Earlier this month, Marino Murillo, vice president of the Cuban Council of Ministers, announced that during the rest of this year and through the next the state would enact and carry through the next phase of its privatization and austerity measures, creating “the most profound transformations.”
The measures, which were first announced in 2010 by Cuban President Raul Castro as part of a 300-point plan, represent the deepest changes to the Cuban economy since the taking of power by the Castro regime in 1959. Like austerity plans being carried out elsewhere in the world, the aim of these measures is to make the working class pay for the world capitalist crisis through mass layoffs, privatization, speed-ups, and the elimination of social welfare measures.
Murillo contrasted the upcoming changes with the first phase of reforms that “entailed eliminating the prohibitions in society.” The previous round, a centerpiece of which was the announcement of layoffs of 500,000 state workers, was accompanied by the relaxation of prohibitions on petty business activity, the hiring of labor by individuals, and property transfers as the government cynically encouraged the newly unemployed to go into business for themselves selling candy, cutting hair, or raising rabbits. Politically, however, the encouragement and even adulation of “entrepreneurship” and the use of unemployment as a disciplinary tool represents a shift in the orientation of the Cuban elite toward openly capitalist relations.
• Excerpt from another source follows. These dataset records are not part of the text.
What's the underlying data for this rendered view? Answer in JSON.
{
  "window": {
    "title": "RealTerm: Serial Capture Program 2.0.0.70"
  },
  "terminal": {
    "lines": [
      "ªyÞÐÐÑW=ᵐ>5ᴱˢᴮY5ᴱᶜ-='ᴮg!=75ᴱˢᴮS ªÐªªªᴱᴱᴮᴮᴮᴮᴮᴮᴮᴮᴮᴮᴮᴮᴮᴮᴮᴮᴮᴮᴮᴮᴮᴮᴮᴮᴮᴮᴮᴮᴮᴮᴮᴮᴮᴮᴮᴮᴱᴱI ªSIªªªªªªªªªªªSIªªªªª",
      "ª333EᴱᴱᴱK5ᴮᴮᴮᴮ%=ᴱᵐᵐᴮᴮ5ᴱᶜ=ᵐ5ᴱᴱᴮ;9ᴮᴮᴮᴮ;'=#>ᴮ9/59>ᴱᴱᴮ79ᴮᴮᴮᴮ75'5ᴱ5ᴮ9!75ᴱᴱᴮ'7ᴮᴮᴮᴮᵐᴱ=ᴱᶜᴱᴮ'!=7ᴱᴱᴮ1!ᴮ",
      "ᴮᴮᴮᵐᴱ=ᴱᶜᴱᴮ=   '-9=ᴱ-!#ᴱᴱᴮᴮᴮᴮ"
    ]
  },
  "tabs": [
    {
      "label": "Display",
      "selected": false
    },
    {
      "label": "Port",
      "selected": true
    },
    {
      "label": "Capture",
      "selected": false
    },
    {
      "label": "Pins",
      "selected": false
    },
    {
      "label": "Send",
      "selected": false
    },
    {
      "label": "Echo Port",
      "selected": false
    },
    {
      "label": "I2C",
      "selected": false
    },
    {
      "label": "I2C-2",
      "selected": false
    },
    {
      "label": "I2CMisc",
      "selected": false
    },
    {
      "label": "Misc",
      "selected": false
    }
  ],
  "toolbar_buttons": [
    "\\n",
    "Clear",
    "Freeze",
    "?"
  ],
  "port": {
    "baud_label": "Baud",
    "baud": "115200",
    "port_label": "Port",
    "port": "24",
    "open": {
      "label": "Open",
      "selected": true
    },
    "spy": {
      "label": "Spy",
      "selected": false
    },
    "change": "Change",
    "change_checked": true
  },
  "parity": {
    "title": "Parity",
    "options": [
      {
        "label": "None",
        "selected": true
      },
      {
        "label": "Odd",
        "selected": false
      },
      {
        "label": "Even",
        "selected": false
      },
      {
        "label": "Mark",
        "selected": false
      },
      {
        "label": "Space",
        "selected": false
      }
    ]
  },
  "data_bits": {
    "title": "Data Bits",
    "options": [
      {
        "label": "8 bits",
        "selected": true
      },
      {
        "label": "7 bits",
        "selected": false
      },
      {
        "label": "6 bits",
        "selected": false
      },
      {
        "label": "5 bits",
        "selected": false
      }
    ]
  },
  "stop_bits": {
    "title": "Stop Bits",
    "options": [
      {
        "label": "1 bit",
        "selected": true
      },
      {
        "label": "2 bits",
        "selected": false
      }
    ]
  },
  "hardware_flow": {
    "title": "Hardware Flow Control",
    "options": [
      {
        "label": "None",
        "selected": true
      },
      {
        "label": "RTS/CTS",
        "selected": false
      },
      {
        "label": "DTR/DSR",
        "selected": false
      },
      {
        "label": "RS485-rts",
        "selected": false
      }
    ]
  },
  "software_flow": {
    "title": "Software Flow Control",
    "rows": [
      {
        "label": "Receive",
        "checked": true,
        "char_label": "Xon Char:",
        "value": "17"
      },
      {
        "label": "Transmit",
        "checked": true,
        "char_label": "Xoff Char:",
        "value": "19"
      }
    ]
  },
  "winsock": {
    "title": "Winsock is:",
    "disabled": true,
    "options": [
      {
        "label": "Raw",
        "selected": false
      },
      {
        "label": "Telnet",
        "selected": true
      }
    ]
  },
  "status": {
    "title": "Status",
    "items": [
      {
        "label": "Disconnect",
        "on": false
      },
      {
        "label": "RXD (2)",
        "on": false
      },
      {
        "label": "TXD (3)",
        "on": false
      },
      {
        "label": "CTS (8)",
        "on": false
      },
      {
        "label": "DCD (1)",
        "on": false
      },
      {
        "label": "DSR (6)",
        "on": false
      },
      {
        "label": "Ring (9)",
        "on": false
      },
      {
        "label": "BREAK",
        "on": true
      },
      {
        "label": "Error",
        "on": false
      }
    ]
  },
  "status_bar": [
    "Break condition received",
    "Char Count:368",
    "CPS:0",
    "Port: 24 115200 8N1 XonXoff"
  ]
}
The next phase of changes to the economy will deal substantially with the privatization of state-owned companies. Murillo put forward the perspective of the Cuban elite, which is now no longer even interested in maintaining the fiction that Cuba is a socialist society. He indicated that state-owned companies will no longer play even a nominal social role in regard to maintaining employment levels, but will be held to performance measures typical of the market, and said: “We must eliminate all the hurdles that are holding them back.”